Paramedic Eoghan Connolly, who was also competing in the event, realised the seriousness of the situation and quickly came to assist the stricken Maddock.
“I was 62 kilometres into the race and I remember hitting the wheel in front of me and then bang; I hit the ground and I remember nothing after that,” said Maddock.
“We were travelling about 50kph and I was in and out of consciousness for three or four hours after it. I remember groaning on the ground, waking up, seeing Eoghan, but not much else. I was soaked in blood. There was blood pouring out of me. But as soon as Eoghan came upon me he helped keep me calm. I remember him joking with me, saying ‘ah Maddock you’re after ruining my chances of winning the Gorey 3-Day’.”
The ambulance that followed the race was immediately on the scene but Connolly felt it would be wiser to transfer Maddock to Dublin as quickly as possible.
“Eoghan asked for the chopper because I’d have been brought to Wexford hospital and then probably to Dublin but with the chopper I went straight to Dublin. I had head injuries and I was cut right open and Eoghan knew that was the best option.
“I remember thinking ‘Jesus am I dying here or what’s the story?’”
Maddock was diagnosed with a heavy concussion as well as severe cuts and bruises – including a gash to the head that required 20 stitches.

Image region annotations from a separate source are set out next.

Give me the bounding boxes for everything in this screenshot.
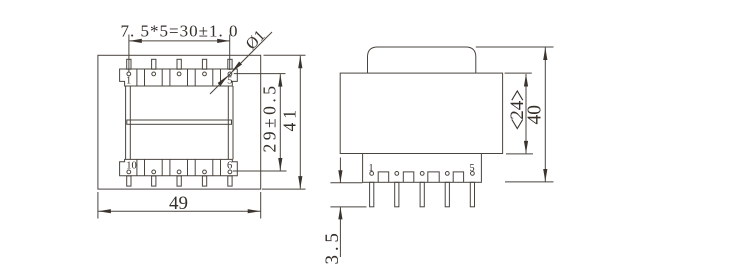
leader arrow upper <box>232 61 242 71</box>
dimension 40 line <box>544 48 546 182</box>
dimension 3.5 down arrow <box>338 170 342 183</box>
dimension 49 line <box>98 210 261 212</box>
pin 4 (top row) <box>202 59 206 69</box>
svg-text:41: 41 <box>280 106 300 132</box>
pin 10 (bottom row) <box>127 176 131 186</box>
dimension 7.5*5=30 left arrow <box>129 39 142 43</box>
svg-text:49: 49 <box>169 193 188 214</box>
pin 6 (bottom row) <box>228 176 232 186</box>
svg-text:6: 6 <box>227 160 232 171</box>
dimension 41 line <box>299 56 301 189</box>
dimension 24 line <box>525 74 527 153</box>
dimension 3.5 line upper <box>339 158 341 183</box>
dimension 49 extension lines <box>98 192 261 219</box>
svg-text:5: 5 <box>227 75 232 86</box>
dimension 40 extension lines <box>476 47 554 182</box>
dimension 3.5 extension lines <box>330 183 366 207</box>
pin hole 5 <box>228 72 232 76</box>
pin 7 (bottom row) <box>202 176 206 186</box>
pin hole 6 <box>228 170 232 174</box>
svg-text:40: 40 <box>524 105 545 125</box>
dimension 7.5*5=30 extension lines <box>129 35 230 72</box>
dimension 40 top arrow <box>543 48 547 61</box>
dimension 29 extension lines <box>233 74 287 171</box>
bobbin side walls <box>126 86 233 159</box>
pin hole 3 <box>177 72 181 76</box>
pin hole 2 <box>152 72 156 76</box>
core outline (left plan view) <box>98 55 261 189</box>
angle bracket top <box>512 91 523 100</box>
pin 9 (bottom row) <box>152 176 156 186</box>
dimension 24 extension lines <box>505 73 533 154</box>
bottom flange (left view) <box>120 159 238 175</box>
pin 3 (side view) <box>420 182 424 207</box>
leader arrow lower <box>218 76 228 86</box>
svg-text:7. 5*5=30±1. 0: 7. 5*5=30±1. 0 <box>121 22 239 41</box>
winding tape band <box>127 120 232 124</box>
svg-text:1: 1 <box>368 163 373 174</box>
dimension 7.5*5=30 right arrow <box>217 39 230 43</box>
flange hole 2 <box>395 172 399 176</box>
flange hole 1 <box>370 172 374 176</box>
svg-text:3.5: 3.5 <box>322 229 343 264</box>
dimension 41 top arrow <box>298 56 302 69</box>
svg-text:29±0.5: 29±0.5 <box>260 83 280 153</box>
dimension 29 top arrow <box>278 74 282 87</box>
coil bump <box>368 47 476 73</box>
pin 1 (side view) <box>370 182 374 207</box>
dimension 29 bottom arrow <box>278 158 282 171</box>
leader line for hole diameter <box>210 32 272 94</box>
pin 2 (top row) <box>152 59 156 69</box>
svg-text:1: 1 <box>126 75 131 86</box>
dimension 7.5*5=30 dimension line <box>129 40 229 42</box>
core outline (right side view) <box>340 73 502 153</box>
pin 2 (side view) <box>395 182 399 207</box>
dimension 41 bottom arrow <box>298 176 302 189</box>
svg-text:5: 5 <box>469 163 474 174</box>
pin seat block 2 <box>403 172 414 182</box>
pin 8 (bottom row) <box>177 176 181 186</box>
dimension 3.5 up arrow <box>338 207 342 220</box>
pin hole 8 <box>177 170 181 174</box>
pin hole 4 <box>203 72 207 76</box>
svg-text:Ø1: Ø1 <box>243 27 269 53</box>
flange hole 4 <box>445 172 449 176</box>
bottom flange slot lines <box>137 159 221 175</box>
angle bracket bottom <box>512 119 523 128</box>
pin 5 (side view) <box>470 182 474 207</box>
pin seat block 3 <box>428 172 439 182</box>
pin 4 (side view) <box>445 182 449 207</box>
dimension 24 bottom arrow <box>524 141 528 154</box>
pin seat block 4 <box>453 172 463 182</box>
flange hole 5 <box>471 172 475 176</box>
pin seat block 1 <box>378 172 389 182</box>
dimension 24 top arrow <box>524 74 528 87</box>
dimension 3.5 line lower <box>339 207 341 257</box>
svg-text:10: 10 <box>126 160 137 171</box>
top flange (left view) <box>120 69 238 86</box>
dimension 40 bottom arrow <box>543 169 547 182</box>
pin hole 9 <box>152 170 156 174</box>
dimension 41 extension lines <box>262 55 306 189</box>
flange hole 3 <box>420 172 424 176</box>
dimension 49 left arrow <box>98 209 111 213</box>
pin hole 7 <box>203 170 207 174</box>
pin hole 10 <box>127 170 131 174</box>
dimension 49 right arrow <box>248 209 261 213</box>
pin 5 (top row) <box>228 59 232 69</box>
pin hole 1 <box>127 72 131 76</box>
pin 3 (top row) <box>177 59 181 69</box>
top flange slot lines <box>137 69 221 86</box>
dimension 29 line <box>279 74 281 170</box>
pin 1 (top row) <box>127 59 131 69</box>
bottom flange (side view) <box>363 154 482 183</box>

“I have 20 stitches in my face, a bad cut across my forehead but it’s healed up very well since the accident. I’ve 10 stitches on my knee and no movement in my right leg yet. I couldn’t lift it for the last week. I split the helmet from front to back. If I didn’t have the helmet on tightly I’d have been killed stone dead. I lost a lot of blood as well. I was in a puddle of blood on the road.”
He continued: “I can’t thank Eoghan enough. He was allowed start the stage the following day and he actually finished the race on Monday. He could have done very well only that he stopped to tend to me so I’m eternally grateful.
“There was another crash on the final stage about a kilometre from the finish line and he was there again for that. He finished the stage, did a U-turn and went back to tend to those who’d crashed. He is a legend.”